Our tune.run flow fails with the following error in 1.9.
DEBUG:ray.tune.registry:Detected class for trainable.
DEBUG:ray.worker:Automatically increasing RLIMIT_NOFILE to max value of 1048576
Entering tune.run
2021-12-04 13:16:46,364 ERROR trial_runner.py:958 -- Trial <trial_name>: Error processing event.
Traceback (most recent call last):
File "/home/ubuntu/Envs/<env>/lib/python3.7/site-packages/ray/tune/trial_runner.py", line 924, in _process_trial
results = self.trial_executor.fetch_result(trial)

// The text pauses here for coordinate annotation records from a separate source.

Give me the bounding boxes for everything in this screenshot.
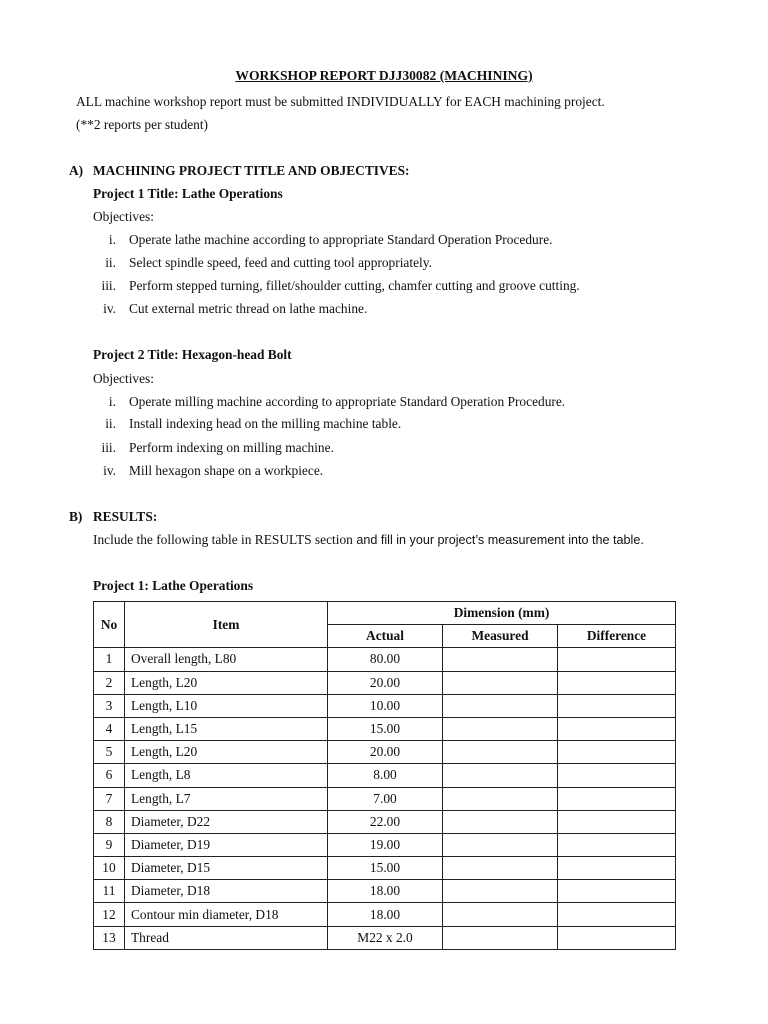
row-measured-cell[interactable] (443, 926, 558, 949)
row-actual: 15.00 (328, 717, 443, 740)
objective-text: Perform stepped turning, fillet/shoulder cutting, chamfer cutting and groove cutting. (129, 278, 580, 293)
row-item: Diameter, D22 (125, 810, 328, 833)
results-table (93, 601, 676, 950)
row-difference-cell[interactable] (558, 880, 676, 903)
section-b-heading: RESULTS: (93, 509, 158, 524)
row-no: 4 (94, 717, 125, 740)
row-difference-cell[interactable] (558, 648, 676, 671)
report-title: WORKSHOP REPORT DJJ30082 (MACHINING) (235, 68, 533, 83)
row-item: Length, L10 (125, 694, 328, 717)
row-item: Length, L7 (125, 787, 328, 810)
row-no: 13 (94, 926, 125, 949)
row-actual: 18.00 (328, 880, 443, 903)
row-actual: 7.00 (328, 787, 443, 810)
row-measured-cell[interactable] (443, 648, 558, 671)
table-row (94, 741, 676, 764)
project1-objectives-label: Objectives: (93, 209, 154, 224)
project1-title: Project 1 Title: Lathe Operations (93, 186, 283, 201)
objective-number: ii. (105, 416, 116, 431)
row-actual: 15.00 (328, 857, 443, 880)
table-row (94, 648, 676, 671)
objective-number: i. (108, 232, 116, 247)
table-row (94, 857, 676, 880)
row-no: 10 (94, 857, 125, 880)
row-difference-cell[interactable] (558, 694, 676, 717)
section-b-label: B) (69, 509, 83, 524)
row-measured-cell[interactable] (443, 694, 558, 717)
row-measured-cell[interactable] (443, 903, 558, 926)
row-actual: 8.00 (328, 764, 443, 787)
row-difference-cell[interactable] (558, 833, 676, 856)
row-measured-cell[interactable] (443, 717, 558, 740)
col-difference-header: Difference (558, 625, 676, 648)
row-difference-cell[interactable] (558, 787, 676, 810)
objective-number: ii. (105, 255, 116, 270)
row-item: Length, L15 (125, 717, 328, 740)
objective-text: Select spindle speed, feed and cutting tool appropriately. (129, 255, 432, 270)
row-no: 2 (94, 671, 125, 694)
row-item: Diameter, D19 (125, 833, 328, 856)
table-row (94, 764, 676, 787)
row-no: 3 (94, 694, 125, 717)
row-no: 9 (94, 833, 125, 856)
project2-objectives-label: Objectives: (93, 371, 154, 386)
objective-number: iii. (101, 278, 116, 293)
row-measured-cell[interactable] (443, 764, 558, 787)
row-difference-cell[interactable] (558, 671, 676, 694)
row-actual: 19.00 (328, 833, 443, 856)
row-difference-cell[interactable] (558, 857, 676, 880)
results-instruction-start: Include the following table in RESULTS section (93, 532, 353, 547)
intro-line: ALL machine workshop report must be submitted INDIVIDUALLY for EACH machining project. (76, 94, 605, 109)
table-row (94, 671, 676, 694)
objective-text: Cut external metric thread on lathe machine. (129, 301, 368, 316)
row-no: 7 (94, 787, 125, 810)
objective-number: iv. (103, 301, 116, 316)
table-row (94, 694, 676, 717)
row-measured-cell[interactable] (443, 741, 558, 764)
row-no: 11 (94, 880, 125, 903)
row-difference-cell[interactable] (558, 717, 676, 740)
section-a-label: A) (69, 163, 84, 178)
table-row (94, 787, 676, 810)
row-difference-cell[interactable] (558, 741, 676, 764)
objective-text: Operate milling machine according to appropriate Standard Operation Procedure. (129, 394, 566, 409)
row-measured-cell[interactable] (443, 833, 558, 856)
table-title: Project 1: Lathe Operations (93, 578, 254, 593)
results-instruction (93, 532, 644, 548)
col-measured-header: Measured (443, 625, 558, 648)
objective-text: Mill hexagon shape on a workpiece. (129, 463, 324, 478)
col-no-header: No (94, 602, 125, 648)
table-row (94, 926, 676, 949)
results-instruction-end: and fill in your project’s measurement into the table. (352, 533, 644, 547)
row-item: Overall length, L80 (125, 648, 328, 671)
objective-number: iii. (101, 440, 116, 455)
row-item: Diameter, D18 (125, 880, 328, 903)
objective-text: Install indexing head on the milling machine table. (129, 416, 402, 431)
project2-title: Project 2 Title: Hexagon-head Bolt (93, 347, 292, 362)
row-item: Diameter, D15 (125, 857, 328, 880)
col-item-header: Item (125, 602, 328, 648)
table-header-row (94, 602, 676, 625)
intro-note: (**2 reports per student) (76, 117, 209, 132)
objective-number: iv. (103, 463, 116, 478)
row-measured-cell[interactable] (443, 880, 558, 903)
row-measured-cell[interactable] (443, 857, 558, 880)
row-difference-cell[interactable] (558, 764, 676, 787)
row-difference-cell[interactable] (558, 903, 676, 926)
objective-text: Operate lathe machine according to appropriate Standard Operation Procedure. (129, 232, 553, 247)
row-actual: 20.00 (328, 741, 443, 764)
row-item: Length, L20 (125, 741, 328, 764)
row-measured-cell[interactable] (443, 671, 558, 694)
row-no: 5 (94, 741, 125, 764)
row-item: Length, L20 (125, 671, 328, 694)
row-no: 6 (94, 764, 125, 787)
col-dimension-header: Dimension (mm) (328, 602, 676, 625)
row-no: 8 (94, 810, 125, 833)
row-difference-cell[interactable] (558, 810, 676, 833)
row-item: Thread (125, 926, 328, 949)
row-actual: 80.00 (328, 648, 443, 671)
table-row (94, 903, 676, 926)
row-item: Length, L8 (125, 764, 328, 787)
row-actual: 22.00 (328, 810, 443, 833)
row-measured-cell[interactable] (443, 810, 558, 833)
row-item: Contour min diameter, D18 (125, 903, 328, 926)
objective-number: i. (108, 394, 116, 409)
table-row (94, 880, 676, 903)
objective-text: Perform indexing on milling machine. (129, 440, 334, 455)
row-no: 1 (94, 648, 125, 671)
row-difference-cell[interactable] (558, 926, 676, 949)
row-actual: M22 x 2.0 (328, 926, 443, 949)
row-measured-cell[interactable] (443, 787, 558, 810)
row-actual: 18.00 (328, 903, 443, 926)
section-a-heading: MACHINING PROJECT TITLE AND OBJECTIVES: (93, 163, 410, 178)
table-row (94, 833, 676, 856)
row-actual: 20.00 (328, 671, 443, 694)
row-no: 12 (94, 903, 125, 926)
col-actual-header: Actual (328, 625, 443, 648)
table-row (94, 810, 676, 833)
row-actual: 10.00 (328, 694, 443, 717)
table-row (94, 717, 676, 740)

File "/home/ubuntu/Envs/<env>/lib/python3.7/site-packages/ray/tune/ray_trial_executor.py", line 787, in fetch_result
result = ray.get(trial_future[0], timeout=DEFAULT_GET_TIMEOUT)
File "/home/ubuntu/Envs/<env>/lib/python3.7/site-packages/ray/_private/client_mode_hook.py", line 105, in wrapper
return func(*args, **kwargs)
File "/home/ubuntu/Envs/<env>/lib/python3.7/site-packages/ray/worker.py", line 1715, in get
raise value
ray.exceptions.RayActorError: The actor died because of an error raised in its creation task, ray::<trainable_name>.__init__() (pid=25273, ip=<ip address>)
RuntimeError: The actor with name <trainable_name> failed to import on the worker. This may be because needed library dependencies are not installed in the worker environment:
ray::<trainable_name>.__init__() (pid=25273, ip=172.31.27.245)
ModuleNotFoundError: No module named '<folder>.<script in which trainable resides>'
I tried adding a runtime_env
to ray.init with the working_dir
set, but I couldn’t get that to work because of an error that directed me to pip install ray[default]
first. Couldn’t get it to work even after running that.
I switched back to a 1.8 installation and it ran without issues. I didn’t have to specify any environments, etc. I wonder what changed?